Commenting on Chevron’s US$50 billion cash-and-stock acquisition of Anadarko, Roy Martin, senior analyst, corporate analysis, said: “This is the biggest upstream deal since Shell and BG in 2015. Chevron now joins the ranks of the UltraMajors – and the big three becomes the big four.”
Once the deal closes, Chevron will now be the second-largest producing major, in 2019 terms. It was fourth. Mr Martin added: “The acquisition makes the Majors’ peer group much more polarised. ExxonMobil, Chevron, Shell and BP are now in a league of their own.
“The deal plays to Chevron’s strengths, which are tight oil and LNG,” he said. “On top of this, it diversifies their growth options, while also giving them more in tight oil.
“By buying Anadarko, they take on a highly contiguous Delaware basin position in the Permian. Chevron ought to be able to do more with the acreage than Anadarko, which lagged behind in terms of well productivity. Chevron’s deepwater Gulf of Mexico position is also strengthened.”
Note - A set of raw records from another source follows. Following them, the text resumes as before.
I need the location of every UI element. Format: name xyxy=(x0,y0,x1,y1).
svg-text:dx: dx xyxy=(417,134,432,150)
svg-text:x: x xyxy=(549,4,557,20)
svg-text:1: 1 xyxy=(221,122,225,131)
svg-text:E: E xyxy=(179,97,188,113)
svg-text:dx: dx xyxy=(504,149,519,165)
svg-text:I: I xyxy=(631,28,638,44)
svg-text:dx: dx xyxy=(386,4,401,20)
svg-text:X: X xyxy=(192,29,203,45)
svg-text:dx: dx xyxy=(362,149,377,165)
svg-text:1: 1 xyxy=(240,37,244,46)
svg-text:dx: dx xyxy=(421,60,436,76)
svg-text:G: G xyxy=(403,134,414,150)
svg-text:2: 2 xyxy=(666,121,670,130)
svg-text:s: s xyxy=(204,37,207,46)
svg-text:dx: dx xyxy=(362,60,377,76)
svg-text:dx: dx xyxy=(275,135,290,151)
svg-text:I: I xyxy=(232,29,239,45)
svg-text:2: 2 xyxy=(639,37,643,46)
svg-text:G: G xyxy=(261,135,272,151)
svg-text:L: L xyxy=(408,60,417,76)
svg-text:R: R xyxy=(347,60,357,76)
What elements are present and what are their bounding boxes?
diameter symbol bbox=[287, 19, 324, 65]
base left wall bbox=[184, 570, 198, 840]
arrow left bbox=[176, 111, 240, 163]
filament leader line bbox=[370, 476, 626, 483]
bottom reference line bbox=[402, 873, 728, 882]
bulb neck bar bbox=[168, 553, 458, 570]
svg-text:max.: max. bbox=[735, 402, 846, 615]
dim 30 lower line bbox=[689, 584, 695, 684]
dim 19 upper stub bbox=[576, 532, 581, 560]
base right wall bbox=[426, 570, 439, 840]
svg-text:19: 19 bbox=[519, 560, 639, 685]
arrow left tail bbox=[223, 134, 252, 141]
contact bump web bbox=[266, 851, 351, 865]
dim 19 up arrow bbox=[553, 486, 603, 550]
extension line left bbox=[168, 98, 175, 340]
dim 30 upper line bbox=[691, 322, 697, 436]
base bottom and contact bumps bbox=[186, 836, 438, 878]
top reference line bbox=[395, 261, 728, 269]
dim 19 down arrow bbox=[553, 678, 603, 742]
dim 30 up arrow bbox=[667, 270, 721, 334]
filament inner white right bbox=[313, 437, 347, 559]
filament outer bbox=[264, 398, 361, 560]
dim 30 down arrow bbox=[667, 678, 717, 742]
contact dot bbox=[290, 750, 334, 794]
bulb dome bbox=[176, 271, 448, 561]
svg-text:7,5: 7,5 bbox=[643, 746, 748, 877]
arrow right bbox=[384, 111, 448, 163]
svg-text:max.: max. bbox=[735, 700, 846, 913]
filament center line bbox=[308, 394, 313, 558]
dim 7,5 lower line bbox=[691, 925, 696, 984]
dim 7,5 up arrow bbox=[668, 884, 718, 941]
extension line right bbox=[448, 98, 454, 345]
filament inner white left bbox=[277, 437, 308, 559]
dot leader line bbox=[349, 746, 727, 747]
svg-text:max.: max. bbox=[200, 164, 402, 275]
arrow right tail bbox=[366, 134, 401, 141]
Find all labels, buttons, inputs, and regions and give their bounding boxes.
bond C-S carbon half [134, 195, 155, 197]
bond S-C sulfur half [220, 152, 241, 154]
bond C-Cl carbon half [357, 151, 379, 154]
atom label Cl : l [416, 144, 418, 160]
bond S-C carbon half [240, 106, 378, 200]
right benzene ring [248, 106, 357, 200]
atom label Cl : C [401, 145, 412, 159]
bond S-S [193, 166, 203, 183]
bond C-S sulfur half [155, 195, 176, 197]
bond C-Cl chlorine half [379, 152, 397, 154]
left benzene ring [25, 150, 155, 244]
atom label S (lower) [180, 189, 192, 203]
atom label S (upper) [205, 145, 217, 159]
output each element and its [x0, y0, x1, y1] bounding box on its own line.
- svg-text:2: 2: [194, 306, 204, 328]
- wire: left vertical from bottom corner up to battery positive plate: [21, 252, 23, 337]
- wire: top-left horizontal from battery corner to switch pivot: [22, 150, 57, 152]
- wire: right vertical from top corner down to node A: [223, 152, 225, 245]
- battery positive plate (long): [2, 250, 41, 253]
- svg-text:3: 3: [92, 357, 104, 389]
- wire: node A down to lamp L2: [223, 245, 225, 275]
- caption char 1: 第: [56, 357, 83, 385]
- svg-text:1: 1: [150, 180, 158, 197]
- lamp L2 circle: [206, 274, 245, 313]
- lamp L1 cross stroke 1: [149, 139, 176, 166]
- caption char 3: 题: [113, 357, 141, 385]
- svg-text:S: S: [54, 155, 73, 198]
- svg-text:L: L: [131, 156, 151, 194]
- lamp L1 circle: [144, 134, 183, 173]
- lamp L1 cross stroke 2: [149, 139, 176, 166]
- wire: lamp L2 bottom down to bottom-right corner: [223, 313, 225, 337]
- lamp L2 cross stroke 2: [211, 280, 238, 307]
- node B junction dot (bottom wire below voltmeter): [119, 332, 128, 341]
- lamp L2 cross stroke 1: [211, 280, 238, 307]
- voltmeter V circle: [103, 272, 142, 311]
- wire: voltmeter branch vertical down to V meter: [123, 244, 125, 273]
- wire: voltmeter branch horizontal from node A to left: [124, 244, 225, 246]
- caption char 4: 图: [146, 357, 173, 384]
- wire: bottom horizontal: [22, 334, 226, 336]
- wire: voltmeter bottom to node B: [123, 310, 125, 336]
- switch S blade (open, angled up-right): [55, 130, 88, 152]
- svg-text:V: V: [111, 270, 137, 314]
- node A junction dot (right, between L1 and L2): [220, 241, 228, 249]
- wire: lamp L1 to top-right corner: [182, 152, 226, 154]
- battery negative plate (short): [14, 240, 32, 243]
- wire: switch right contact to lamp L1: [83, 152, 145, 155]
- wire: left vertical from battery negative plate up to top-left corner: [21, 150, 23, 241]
Frank Harris, vice president, LNG consulting, said: “We do not expect the deal to have any near-term impact on the Mozambique LNG project, as Anadarko has indicated that FID is imminent. However, Mozambique offers attractive long-term growth and diversification opportunities for Chevron's LNG portfolio."
RT Dukes, research director, Lower 48 oil and gas, added: “Chevron has been noticeably absent in the midstream rush of the past couple of years. It now takes a 55% stake in Western Gas, which goes a long way toward fixing that.
“Also, APC Western’s structure was simplified at the end of last year, giving Chevron a vehicle to spin assets down in the future if needed.”
The deal will also see Chevron assert itself even more as the leader in low-royalty assets in the US Lower 48, said Lower 48 research director Robert Clarke. He added: “Chevron should truly outperform on cash flow and payback metrics for tight oil.”